Canseco's breast-beating return does not exactly mark a new path in American celebrity. It's worked remarkably well for Mike Tyson, a convicted rapist recast as a cuddly plush toy in the "Hangover" movie series. Tyson gets it.

Way back when he spit out that chunk of Evander Holyfield's ear, or was brought down before that by homespun Indiana prosecutor Greg Garrison for whatever went on with a beauty-pageant contestant in an Indy hotel, who could've predicted that Tyson would someday star in a smash-hit feature film in which he air-drummed to a Phil Collins tune, or later mount a one-man play, "Undisputed Truth," in which he dismisses his rape conviction as false? Again, tickets flew out of the box office -- first in Vegas, then during a run on Broadway.

Other disgraced public figures have made similar transitions out of the muck.

What it takes is admitting you've been a colossal screwup at times and being good-humored -- or better yet, self-mocking -- about it after you apologize.

Of course, Canseco's apology creates a question: Is this just his latest con or a genuine cry from the heart of a former big leaguer in exile? But really, it's not that important to decide.

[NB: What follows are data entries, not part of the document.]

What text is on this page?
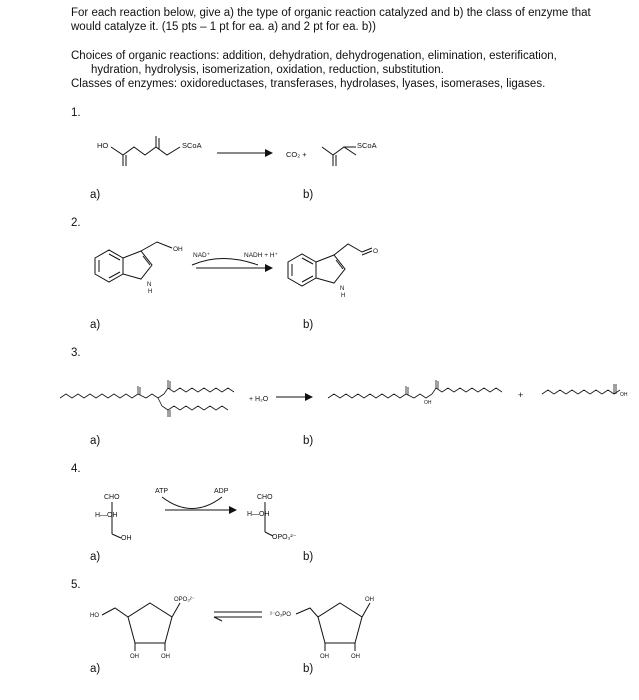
For each reaction below, give a) the type of organic reaction catalyzed and b) the class of enzyme that
would catalyze it. (15 pts – 1 pt for ea. a) and 2 pt for ea. b))
Choices of organic reactions: addition, dehydration, dehydrogenation, elimination, esterification,
hydration, hydrolysis, isomerization, oxidation, reduction, substitution.
Classes of enzymes: oxidoreductases, transferases, hydrolases, lyases, isomerases, ligases.
1.
2.
3.
4.
5.
a)	b)
a)	b)
a)	b)
a)	b)
a)	b)
HO	SCoA
CO₂ +
SCoA
OH
NAD⁺	NADH + H⁺
N
H	N
H
O
+ H₂O	+
OH
OH
ATP	ADP
CHO
H—OH
OH
CHO
H—OH
OPO₃²⁻
HO
OPO₃²⁻
OH	OH
²⁻O₃PO
OH
OH	OH
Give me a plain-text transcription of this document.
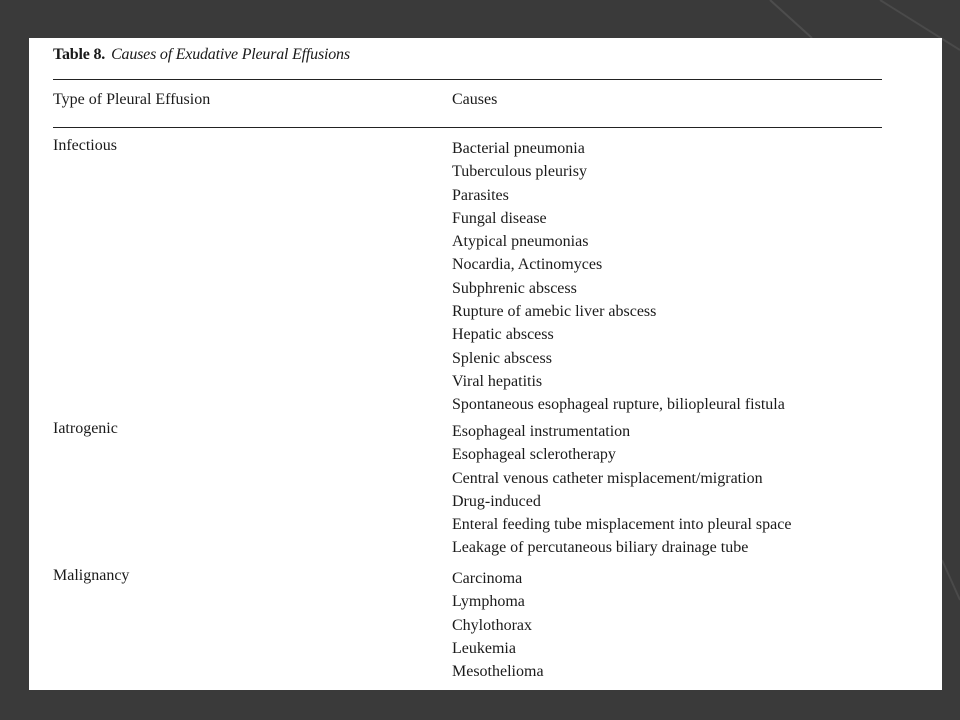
Table 8. Causes of Exudative Pleural Effusions
Type of Pleural Effusion	Causes
Infectious	Bacterial pneumonia
Tuberculous pleurisy
Parasites
Fungal disease
Atypical pneumonias
Nocardia, Actinomyces
Subphrenic abscess
Rupture of amebic liver abscess
Hepatic abscess
Splenic abscess
Viral hepatitis
Spontaneous esophageal rupture, biliopleural fistula
Iatrogenic	Esophageal instrumentation
Esophageal sclerotherapy
Central venous catheter misplacement/migration
Drug-induced
Enteral feeding tube misplacement into pleural space
Leakage of percutaneous biliary drainage tube
Malignancy	Carcinoma
Lymphoma
Chylothorax
Leukemia
Mesothelioma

The reason Canseco retains a foothold in some ex-teammates' hearts or public life is simple. Some folks just love a good train wreck. Some, like A's teammate Dave Stewart, can't forget what a five-tool baseball talent Canseco was and how "he was a big part of all the things we were doing." Others just think there is something genuinely entertaining about some of the whacked-out stories Canseco unselfconsciously tells on himself, like this account of how he and his girlfriend came to own two "fainting" goats that they bought from a woman who showed up to make the sale wearing a live monkey hugging her neck. They were stopped for speeding by a cop who fell out laughing when he saw the pet goats were wearing, um...diapers?

Canseco's attempts at deep thinking have provoked many laugh-out-loud funny roundups about " The Twitter Poetry of Jose Canseco," too. (Stuff like, "I Complete You.") The Huffington Post once tweaked him for theorizing that dinosaurs disappeared from the planet because reduced levels of gravity allowed their "bigness" to "dominate."

Whatever else might be said about Canseco -- and there is a lot -- this is inescapable: He is a true incorrigible. He seems constitutionally incapable of being embarrassed. He craves attention the way flowers need the sun. And in this era when celebrity is so cheaply won, those traits alone can take someone a long, long way.

In Canseco's case, it's included all the way to an appearance on Kathy Griffin's show, "My Life on the D-List."

But the last thing Canseco needs to do is apologize.

The truth is, Canseco was the perfect man to blow the lid off baseball's steroid era because he epitomizes everything it came to represent: Ambition. Insecurity. Phony moralizing and greed. A desire to live large in every way. And yes, some regrets at how deep it went.